Nuance matters, please see also The Tao of the Extensible Web. “Focus” there is about prioritization of time and resources. Many high level features of the Web were, historically, blazing entirely new paths only at a very high level and, in the process, it takes years of investment, often based on somewhat questionable speculation about what developers will like, understand or use that we often still get wrong. When we get it wrong, it is all lost. The EWM argues for a different path, including using libraries and speculative polyfills and - things like this, wicg and discourse and libraries to experiment and answer a lot of those questions in a manner more consistent with how most languages work. So, you’re right, browsers shouldn’t jump on a lot of proposals but you could make a strong argument that things like this have been done by libraries and if we can get real data and a plan put together for precisely how it should work, with real uptake, then that situation could turn around very quickly.

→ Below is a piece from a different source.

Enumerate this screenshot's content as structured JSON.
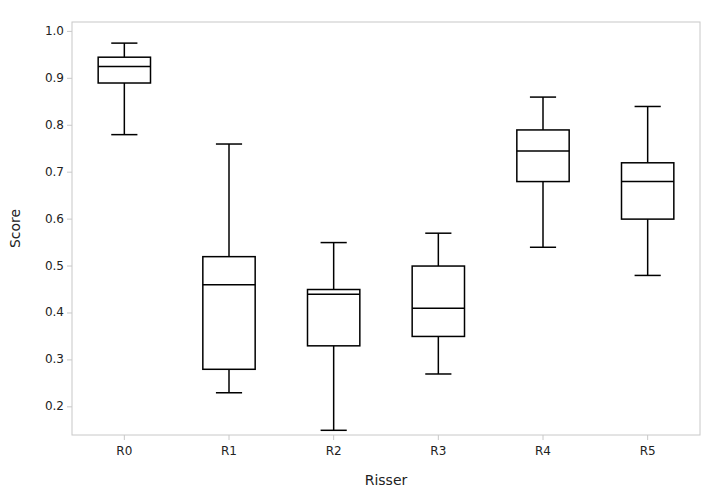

In any case, floating these kinds of ideas, providing answers and seeing what works in an effort to improve the platform is pretty much what WICG and discourse in particular is all about.

leaverou
2017-01-04

Everything that can be polyfilled is technically syntactic sugar, yet we add it to the platform anyway, because the alternative is dependency hell.

leaverou
2017-01-04

I really like this proposal, and yes, the cowpaths have been paved, since almost every DOM library includes something like this, there is a very clear need. I would also vote for overloading setAttribute. No need for a separate name, since it’s very easy to disambiguate between cases, and setAttribute({}) today fails with an error, so it wouldn’t break any existing cases.